Flow-Sensitive Substitution Relation:
Do these implementations support a flow-sensitive substitution relation, and how is it represented?
Region vs. Loan Tracking:
In Polonius, is the term region synonymous with loan? If not, how do they differ in the analysis?
Location Sensitivity and Flow Sensitivity:
Does location sensitivity imply flow sensitivity in the context of Polonius?
I appreciate any insights or resources that can help clarify these points.
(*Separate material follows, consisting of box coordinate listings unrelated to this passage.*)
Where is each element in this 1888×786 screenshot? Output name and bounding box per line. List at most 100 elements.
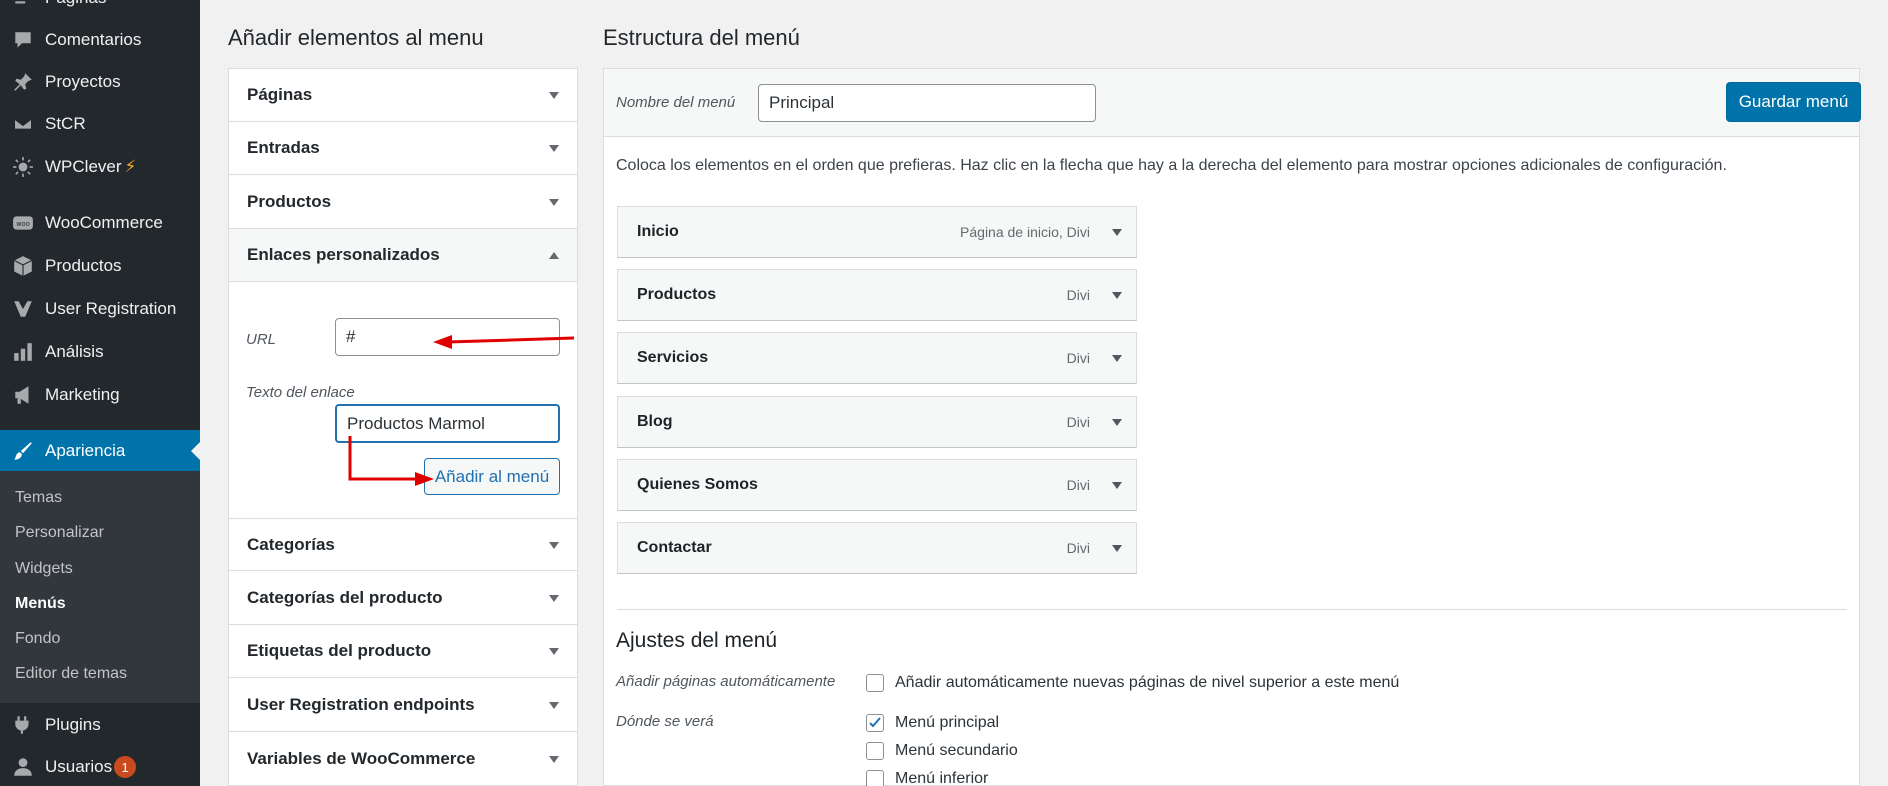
item-toggle-icon[interactable] <box>1112 419 1122 426</box>
menu-item-row[interactable]: Productos Divi <box>617 269 1137 321</box>
menu-item-title: Productos <box>637 286 717 303</box>
plug-icon <box>0 714 45 736</box>
location-footer-label: Menú inferior <box>895 770 989 786</box>
svg-text:woo: woo <box>16 220 29 228</box>
sidebar-item-plugins[interactable]: Plugins <box>0 705 200 745</box>
checkmark-icon <box>869 717 881 728</box>
save-menu-button[interactable]: Guardar menú <box>1726 82 1861 122</box>
caret-down-icon <box>549 199 559 206</box>
link-text-label: Texto del enlace <box>246 384 355 401</box>
sun-icon <box>0 156 45 178</box>
submenu-item-customize[interactable]: Personalizar <box>15 524 104 542</box>
menu-structure-panel: Nombre del menú Principal Guardar menú C… <box>603 68 1861 786</box>
caret-up-icon <box>549 252 559 259</box>
section-user-registration-endpoints[interactable]: User Registration endpoints <box>229 679 577 732</box>
admin-sidebar: Páginas Comentarios Proyectos StCR WPCle… <box>0 0 200 786</box>
menu-item-type: Divi <box>1066 540 1090 556</box>
sidebar-item-label: Páginas <box>45 0 106 8</box>
item-toggle-icon[interactable] <box>1112 229 1122 236</box>
menu-name-input[interactable]: Principal <box>758 84 1096 122</box>
sidebar-item-label: Usuarios <box>45 757 113 776</box>
sidebar-item-users[interactable]: Usuarios 1 <box>0 747 200 786</box>
section-divider <box>617 609 1847 610</box>
update-count-badge: 1 <box>114 756 137 778</box>
megaphone-icon <box>0 384 45 406</box>
url-input[interactable]: # <box>335 318 560 356</box>
comment-icon <box>0 29 45 51</box>
menu-item-row[interactable]: Servicios Divi <box>617 332 1137 384</box>
sidebar-item-label: Comentarios <box>45 30 142 49</box>
url-value: # <box>346 327 356 346</box>
menu-header-bar: Nombre del menú Principal Guardar menú <box>604 69 1861 137</box>
menu-item-row[interactable]: Inicio Página de inicio, Divi <box>617 206 1137 258</box>
menu-item-type: Página de inicio, Divi <box>960 224 1090 240</box>
sidebar-item-projects[interactable]: Proyectos <box>0 62 200 102</box>
menu-item-type: Divi <box>1066 414 1090 430</box>
sidebar-item-analysis[interactable]: Análisis <box>0 332 200 372</box>
item-toggle-icon[interactable] <box>1112 545 1122 552</box>
location-secondary-checkbox[interactable] <box>866 742 884 760</box>
sidebar-item-stcr[interactable]: StCR <box>0 104 200 144</box>
menu-item-row[interactable]: Contactar Divi <box>617 522 1137 574</box>
user-registration-icon <box>0 298 45 320</box>
submenu-item-widgets[interactable]: Widgets <box>15 560 73 578</box>
submenu-item-themes[interactable]: Temas <box>15 489 62 507</box>
item-toggle-icon[interactable] <box>1112 482 1122 489</box>
active-indicator <box>191 442 200 460</box>
add-items-title: Añadir elementos al menu <box>228 25 484 50</box>
menu-settings-title: Ajustes del menú <box>616 629 778 652</box>
menu-name-label: Nombre del menú <box>616 94 736 111</box>
sidebar-item-wpclever[interactable]: WPClever ⚡ <box>0 147 200 187</box>
sidebar-item-appearance[interactable]: Apariencia <box>0 430 200 472</box>
auto-add-checkbox[interactable] <box>866 674 884 692</box>
section-categories[interactable]: Categorías <box>229 518 577 571</box>
sidebar-item-marketing[interactable]: Marketing <box>0 375 200 415</box>
link-text-value: Productos Marmol <box>347 413 485 433</box>
sidebar-item-woocommerce[interactable]: woo WooCommerce <box>0 203 200 243</box>
link-text-input[interactable]: Productos Marmol <box>335 404 560 443</box>
menu-item-title: Quienes Somos <box>637 476 758 493</box>
add-to-menu-button[interactable]: Añadir al menú <box>424 458 560 495</box>
sidebar-item-comments[interactable]: Comentarios <box>0 20 200 60</box>
caret-down-icon <box>549 702 559 709</box>
sidebar-item-label: Productos <box>45 256 122 275</box>
sidebar-item-label: Plugins <box>45 715 101 734</box>
sidebar-item-label: Marketing <box>45 385 120 404</box>
location-primary-checkbox[interactable] <box>866 714 884 732</box>
auto-add-label: Añadir páginas automáticamente <box>616 673 836 690</box>
menu-item-row[interactable]: Quienes Somos Divi <box>617 459 1137 511</box>
location-footer-checkbox[interactable] <box>866 770 884 786</box>
sidebar-item-user-registration[interactable]: User Registration <box>0 289 200 329</box>
section-label: Productos <box>247 192 332 211</box>
section-label: Variables de WooCommerce <box>247 749 476 768</box>
section-product-tags[interactable]: Etiquetas del producto <box>229 625 577 678</box>
submenu-item-background[interactable]: Fondo <box>15 630 60 648</box>
url-label: URL <box>246 331 277 348</box>
menu-item-type: Divi <box>1066 287 1090 303</box>
add-items-accordion: Páginas Entradas Productos Enlaces perso… <box>228 68 578 786</box>
item-toggle-icon[interactable] <box>1112 355 1122 362</box>
section-custom-links[interactable]: Enlaces personalizados <box>229 229 577 282</box>
woo-icon: woo <box>0 212 45 234</box>
menu-name-value: Principal <box>769 93 835 112</box>
section-woocommerce-variables[interactable]: Variables de WooCommerce <box>229 733 577 786</box>
menu-instructions: Coloca los elementos en el orden que pre… <box>616 157 1727 174</box>
item-toggle-icon[interactable] <box>1112 292 1122 299</box>
caret-down-icon <box>549 756 559 763</box>
sidebar-item-pages[interactable]: Páginas <box>0 0 200 18</box>
sidebar-item-products[interactable]: Productos <box>0 246 200 286</box>
section-pages[interactable]: Páginas <box>229 69 577 122</box>
section-label: Enlaces personalizados <box>247 245 440 264</box>
section-posts[interactable]: Entradas <box>229 122 577 175</box>
section-label: Categorías <box>247 534 335 554</box>
menu-item-title: Blog <box>637 413 673 430</box>
sidebar-item-label: Apariencia <box>45 441 126 460</box>
section-label: Etiquetas del producto <box>247 641 432 660</box>
submenu-item-menus[interactable]: Menús <box>15 595 66 613</box>
menu-item-type: Divi <box>1066 477 1090 493</box>
section-products[interactable]: Productos <box>229 176 577 229</box>
menu-item-row[interactable]: Blog Divi <box>617 396 1137 448</box>
submenu-item-theme-editor[interactable]: Editor de temas <box>15 665 127 683</box>
section-product-categories[interactable]: Categorías del producto <box>229 572 577 625</box>
sidebar-item-label: WooCommerce <box>45 213 163 232</box>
These are the same and are the Datalog-based Polonius.
-ZPolonius
-ZPolonius=legacy
This is the one implemented in rustc.
-ZPolonius=next
What exactly distinguishes what they can handle is both a moving target, and not formally documented as far as I know. This is a good thread to follow since you're interested in the topic. This recent PR outlines a possible "Polonius Alpha". You could also check out the tests that highlight some differences between the different borrow checkers.
The level of detail you desire to know may require looking at the source code and/or talking to the devs working on Polonius.
AFAIK both are more flow-sensitive than NLL, but the datalog version covers more. I'm not sure what exactly distinguishes "flow sensitively" from "location sensitive subtyping", if anything. (As an interested outsider I use them pretty interchangeably).
The Polonius Alpha PR says
This PR reworks the location-sensitive analysis into what we think is a worthwhile subset of the datalog analysis. A sort of polonius alpha analysis that handles NLL problem case 3 and more, but is still using the faster "reachability as an approximation of liveness", as well as the same loans-in-scope computation as NLLs -- and thus doesn't handle full flow-sensitivity like the datalog implementation.
[...]
I've added tests with improvements, like the NLL problem case 3 and others, as well as some that behave the same as NLLs today and are thus worse than the datalog implementation
As for the implementation, you're probably best off looking at source code or talking to compiler devs. As a starting point, perhaps checkout the PRs linked here. And of course the changes in the Polonius Alpha PR.
Both NLL and Polonius distinguish between lifetimes/regions and loans/borrows. For example, see here. The "kills" are still a part of the Polonius algorithm. The Polonius Alpha removes some amount of kill analysis, whatever that means. (I'm not really in a position to attempt a more precise definition of regions, loans, kills, etc. as used in the different borrow checker implementations / by the primary devs, though.)